Nel secolo scorso, il venditore era il custode dell’informazione. Il sacerdote del sapere di prodotto. Portava conoscenza dove mancava.

Oggi è il contrario: è il cliente che spesso sa già tutto. O almeno crede di saperlo. Ha letto, confrontato, chiesto a ChatGPT.

E quindi? Se non serve più portare informazioni, a che cosa serve un venditore?

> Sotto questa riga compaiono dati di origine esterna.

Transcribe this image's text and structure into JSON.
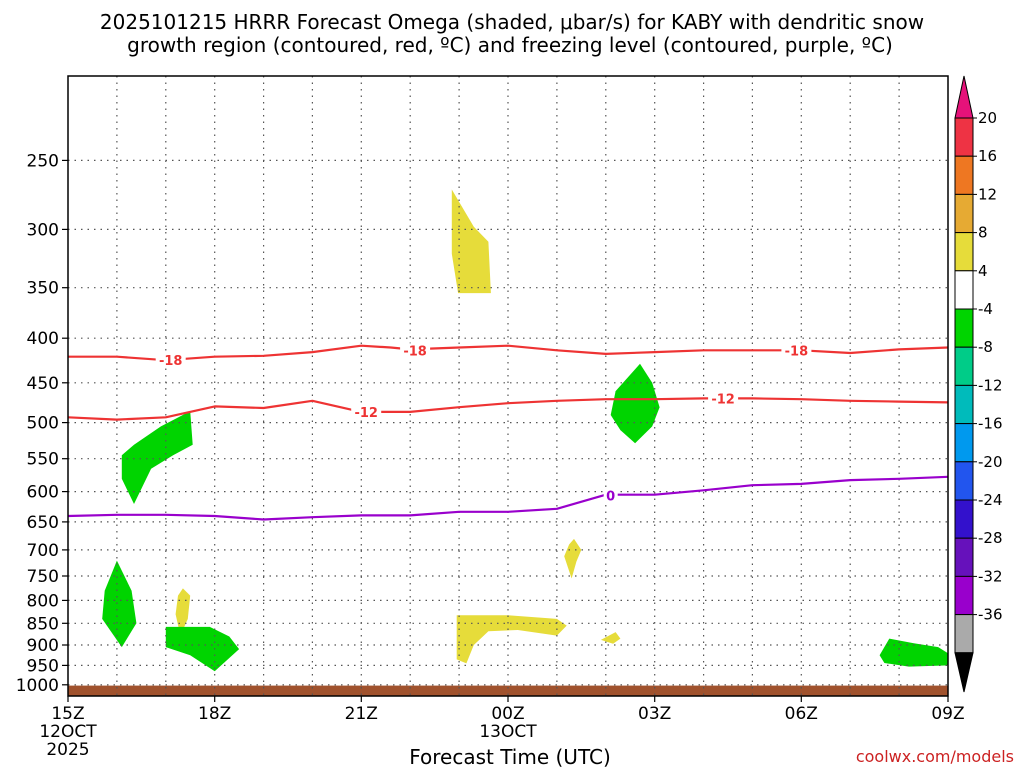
{
  "chart_data": {
    "type": "time-height",
    "title_line1": "2025101215 HRRR Forecast Omega (shaded, μbar/s) for KABY with dendritic snow",
    "title_line2": "growth region (contoured, red, ºC) and freezing level (contoured, purple, ºC)",
    "xlabel": "Forecast Time (UTC)",
    "credit": "coolwx.com/models",
    "x_ticks": [
      {
        "h": 0,
        "label": "15Z",
        "sub1": "12OCT",
        "sub2": "2025"
      },
      {
        "h": 3,
        "label": "18Z"
      },
      {
        "h": 6,
        "label": "21Z"
      },
      {
        "h": 9,
        "label": "00Z",
        "sub1": "13OCT"
      },
      {
        "h": 12,
        "label": "03Z"
      },
      {
        "h": 15,
        "label": "06Z"
      },
      {
        "h": 18,
        "label": "09Z"
      }
    ],
    "xlim_hours": [
      0,
      18
    ],
    "y_levels_hPa": [
      250,
      300,
      350,
      400,
      450,
      500,
      550,
      600,
      650,
      700,
      750,
      800,
      850,
      900,
      950,
      1000
    ],
    "ylim_hPa": [
      200,
      1030
    ],
    "grid": true,
    "contours": [
      {
        "value": -18,
        "label": "-18",
        "color": "#ee3333",
        "points": [
          [
            0,
            420
          ],
          [
            1,
            420
          ],
          [
            2,
            424
          ],
          [
            3,
            420
          ],
          [
            4,
            419
          ],
          [
            5,
            415
          ],
          [
            6,
            408
          ],
          [
            6.6,
            410
          ],
          [
            7,
            412
          ],
          [
            8,
            410
          ],
          [
            9,
            408
          ],
          [
            10,
            413
          ],
          [
            11,
            417
          ],
          [
            12,
            415
          ],
          [
            13,
            413
          ],
          [
            14,
            413
          ],
          [
            15,
            413
          ],
          [
            16,
            416
          ],
          [
            17,
            412
          ],
          [
            18,
            410
          ]
        ],
        "label_positions": [
          [
            2.1,
            424
          ],
          [
            7.1,
            413
          ],
          [
            14.9,
            413
          ]
        ]
      },
      {
        "value": -12,
        "label": "-12",
        "color": "#ee3333",
        "points": [
          [
            0,
            493
          ],
          [
            1,
            496
          ],
          [
            2,
            493
          ],
          [
            3,
            479
          ],
          [
            4,
            481
          ],
          [
            5,
            472
          ],
          [
            6,
            486
          ],
          [
            7,
            486
          ],
          [
            8,
            480
          ],
          [
            9,
            475
          ],
          [
            10,
            472
          ],
          [
            11,
            470
          ],
          [
            12,
            470
          ],
          [
            13,
            469
          ],
          [
            14,
            469
          ],
          [
            15,
            470
          ],
          [
            16,
            472
          ],
          [
            17,
            473
          ],
          [
            18,
            474
          ]
        ],
        "label_positions": [
          [
            6.1,
            486
          ],
          [
            13.4,
            469
          ]
        ]
      },
      {
        "value": 0,
        "label": "0",
        "color": "#9900cc",
        "points": [
          [
            0,
            640
          ],
          [
            1,
            638
          ],
          [
            2,
            638
          ],
          [
            3,
            640
          ],
          [
            4,
            646
          ],
          [
            5,
            642
          ],
          [
            6,
            639
          ],
          [
            7,
            639
          ],
          [
            8,
            633
          ],
          [
            9,
            633
          ],
          [
            10,
            628
          ],
          [
            11,
            605
          ],
          [
            12,
            605
          ],
          [
            13,
            598
          ],
          [
            14,
            590
          ],
          [
            15,
            588
          ],
          [
            16,
            582
          ],
          [
            17,
            580
          ],
          [
            18,
            577
          ]
        ],
        "label_positions": [
          [
            11.1,
            606
          ]
        ]
      }
    ],
    "omega_regions": [
      {
        "fill": "#e6dc3a",
        "points": [
          [
            7.85,
            270
          ],
          [
            8.3,
            298
          ],
          [
            8.6,
            310
          ],
          [
            8.65,
            355
          ],
          [
            7.98,
            355
          ],
          [
            7.85,
            320
          ]
        ]
      },
      {
        "fill": "#00d400",
        "points": [
          [
            1.35,
            530
          ],
          [
            1.9,
            505
          ],
          [
            2.2,
            495
          ],
          [
            2.5,
            485
          ],
          [
            2.55,
            530
          ],
          [
            2.15,
            545
          ],
          [
            1.7,
            565
          ],
          [
            1.35,
            620
          ],
          [
            1.1,
            580
          ],
          [
            1.1,
            545
          ]
        ]
      },
      {
        "fill": "#00d400",
        "points": [
          [
            11.7,
            428
          ],
          [
            11.95,
            450
          ],
          [
            12.1,
            480
          ],
          [
            11.95,
            505
          ],
          [
            11.6,
            528
          ],
          [
            11.3,
            510
          ],
          [
            11.1,
            490
          ],
          [
            11.2,
            460
          ]
        ]
      },
      {
        "fill": "#e6dc3a",
        "points": [
          [
            10.35,
            680
          ],
          [
            10.5,
            700
          ],
          [
            10.4,
            722
          ],
          [
            10.3,
            755
          ],
          [
            10.15,
            712
          ],
          [
            10.25,
            690
          ]
        ]
      },
      {
        "fill": "#00d400",
        "points": [
          [
            1.0,
            720
          ],
          [
            1.3,
            780
          ],
          [
            1.4,
            850
          ],
          [
            1.1,
            905
          ],
          [
            0.7,
            840
          ],
          [
            0.75,
            780
          ]
        ]
      },
      {
        "fill": "#e6dc3a",
        "points": [
          [
            2.35,
            775
          ],
          [
            2.5,
            790
          ],
          [
            2.45,
            840
          ],
          [
            2.3,
            878
          ],
          [
            2.2,
            830
          ],
          [
            2.25,
            790
          ]
        ]
      },
      {
        "fill": "#00d400",
        "points": [
          [
            2.0,
            858
          ],
          [
            2.9,
            858
          ],
          [
            3.3,
            880
          ],
          [
            3.5,
            910
          ],
          [
            3.0,
            965
          ],
          [
            2.5,
            925
          ],
          [
            2.0,
            905
          ]
        ]
      },
      {
        "fill": "#e6dc3a",
        "points": [
          [
            7.95,
            832
          ],
          [
            9.0,
            832
          ],
          [
            10.0,
            840
          ],
          [
            10.2,
            855
          ],
          [
            10.0,
            878
          ],
          [
            9.2,
            865
          ],
          [
            8.6,
            868
          ],
          [
            8.3,
            900
          ],
          [
            8.15,
            945
          ],
          [
            7.95,
            935
          ]
        ]
      },
      {
        "fill": "#e6dc3a",
        "points": [
          [
            11.2,
            870
          ],
          [
            11.3,
            885
          ],
          [
            11.15,
            897
          ],
          [
            10.9,
            888
          ]
        ]
      },
      {
        "fill": "#00d400",
        "points": [
          [
            16.8,
            885
          ],
          [
            17.3,
            896
          ],
          [
            17.8,
            905
          ],
          [
            18.0,
            920
          ],
          [
            18.0,
            950
          ],
          [
            17.2,
            953
          ],
          [
            16.7,
            944
          ],
          [
            16.6,
            925
          ]
        ]
      }
    ],
    "terrain": {
      "fill": "#a0522d",
      "top_hPa": 1002,
      "bottom_hPa": 1030
    },
    "colorbar": {
      "labels": [
        "20",
        "16",
        "12",
        "8",
        "4",
        "-4",
        "-8",
        "-12",
        "-16",
        "-20",
        "-24",
        "-28",
        "-32",
        "-36"
      ],
      "segments": [
        {
          "color": "#ee3344"
        },
        {
          "color": "#ee7722"
        },
        {
          "color": "#e6aa33"
        },
        {
          "color": "#e6dc3a"
        },
        {
          "color": "#ffffff"
        },
        {
          "color": "#00d400"
        },
        {
          "color": "#00cc88"
        },
        {
          "color": "#00bbbb"
        },
        {
          "color": "#0099ee"
        },
        {
          "color": "#2255ee"
        },
        {
          "color": "#3311cc"
        },
        {
          "color": "#6611bb"
        },
        {
          "color": "#9900cc"
        },
        {
          "color": "#aaaaaa"
        }
      ],
      "top_arrow": "#e6127a",
      "bottom_arrow": "#000000"
    }
  }
}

Dall’informazione alla trasformazione

Vendere oggi non è più una questione di “spiegare il prodotto”. Ma di trasformare la realtà del cliente. Di aiutarlo a raggiungere un obiettivo, superare un problema, risolvere un conflitto.

Ragioniamo insieme:

  • Un’azienda compera solo se ha un obiettivo da raggiungere.
  • Ogni obiettivo comporta delle sfide: ostacoli, inefficienze, rischi.
  • Se non riesce a superarli da sola, cerca una soluzione esterna.
  • E cerca un partner. Non un venditore, ma qualcuno che sappia guidare, aiutare, risolvere.

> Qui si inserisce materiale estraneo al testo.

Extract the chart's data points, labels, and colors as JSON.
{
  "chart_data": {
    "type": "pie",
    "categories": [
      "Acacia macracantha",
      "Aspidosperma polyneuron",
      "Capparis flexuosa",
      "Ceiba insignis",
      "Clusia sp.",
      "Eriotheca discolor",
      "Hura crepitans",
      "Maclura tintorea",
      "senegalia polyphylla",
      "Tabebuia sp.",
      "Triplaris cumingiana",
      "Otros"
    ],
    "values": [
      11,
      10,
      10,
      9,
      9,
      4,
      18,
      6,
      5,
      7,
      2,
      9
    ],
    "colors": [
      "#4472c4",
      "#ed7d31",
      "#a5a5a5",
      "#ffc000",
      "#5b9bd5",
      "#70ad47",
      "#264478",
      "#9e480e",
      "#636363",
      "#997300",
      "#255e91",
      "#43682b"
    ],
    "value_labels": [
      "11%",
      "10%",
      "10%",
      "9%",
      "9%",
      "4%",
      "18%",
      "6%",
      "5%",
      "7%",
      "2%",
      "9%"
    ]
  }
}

E tu sei pronto ad essere quel partner?

Il venditore che crea valore

Non è più tempo per il venditore che “presenta il prodotto”. È tempo del venditore consulente, del professionista che aiuta il cliente a guadagnare di più, perdere meno, dormire meglio.

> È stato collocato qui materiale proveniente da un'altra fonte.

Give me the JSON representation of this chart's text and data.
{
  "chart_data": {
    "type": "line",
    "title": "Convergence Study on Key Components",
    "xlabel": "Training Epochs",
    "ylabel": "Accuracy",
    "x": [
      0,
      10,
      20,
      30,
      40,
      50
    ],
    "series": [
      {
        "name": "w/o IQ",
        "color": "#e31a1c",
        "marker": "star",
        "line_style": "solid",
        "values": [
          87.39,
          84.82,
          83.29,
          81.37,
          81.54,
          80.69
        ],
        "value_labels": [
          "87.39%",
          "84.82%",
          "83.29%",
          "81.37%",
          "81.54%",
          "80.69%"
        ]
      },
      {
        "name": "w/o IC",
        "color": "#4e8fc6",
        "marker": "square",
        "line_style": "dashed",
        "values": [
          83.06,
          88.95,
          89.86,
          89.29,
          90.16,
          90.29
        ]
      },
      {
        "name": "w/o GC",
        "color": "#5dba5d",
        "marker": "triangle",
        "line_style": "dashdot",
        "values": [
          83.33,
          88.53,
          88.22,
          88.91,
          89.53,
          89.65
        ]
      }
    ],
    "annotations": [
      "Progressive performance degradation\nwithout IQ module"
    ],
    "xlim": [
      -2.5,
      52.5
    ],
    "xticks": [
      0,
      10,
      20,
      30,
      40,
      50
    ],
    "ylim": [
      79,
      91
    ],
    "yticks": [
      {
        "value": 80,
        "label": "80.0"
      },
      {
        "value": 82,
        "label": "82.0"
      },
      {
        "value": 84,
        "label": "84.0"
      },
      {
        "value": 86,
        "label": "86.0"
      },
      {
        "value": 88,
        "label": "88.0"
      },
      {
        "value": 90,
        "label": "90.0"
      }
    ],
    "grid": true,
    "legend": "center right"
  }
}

Come? Con queste azioni chiave:

  • Identifica l’obiettivo nascosto del cliente.
  • Fa emergere i veri problemi da risolvere.
  • Costruisce una visione comune del successo.
  • Presenta una soluzione personalizzata, non un catalogo.
  • Si assume la responsabilità del risultato, non solo dell’ordine.

Questa è vendita di valore. Questa è vendita umana in epoca digitale.

Studi, dati, segnali dal mercato

Non sono parole al vento. I dati ci parlano chiaro:

  • Il 77% dei buyer B2B afferma che il loro ultimo acquisto è stato complesso e difficile (Fonte: Gartner).
  • Gli acquirenti che percepiscono valore consultivo da parte del venditore sono 3 volte più propensi ad acquistare (Fonte: Challenger Sale).
  • McKinsey stima che le aziende che integrano il ruolo consulenziale nella vendita crescono il 30% più velocemente rispetto a quelle tradizionali (“The new B2B growth equation”, 2022).

E tu, sei pronto a cambiare?

Cambiare è scomodo. Sì. Ma restare fermi è pericoloso.

Chi compra è già cambiato. Sta a noi decidere se vogliamo rimanere venditori del passato o diventare guide del futuro.

Perché in fondo la domanda vera non è “perché cambiare il modo di vendere?”

Ma:

“Quanto ancora pensi che funzioni vendere come ieri?”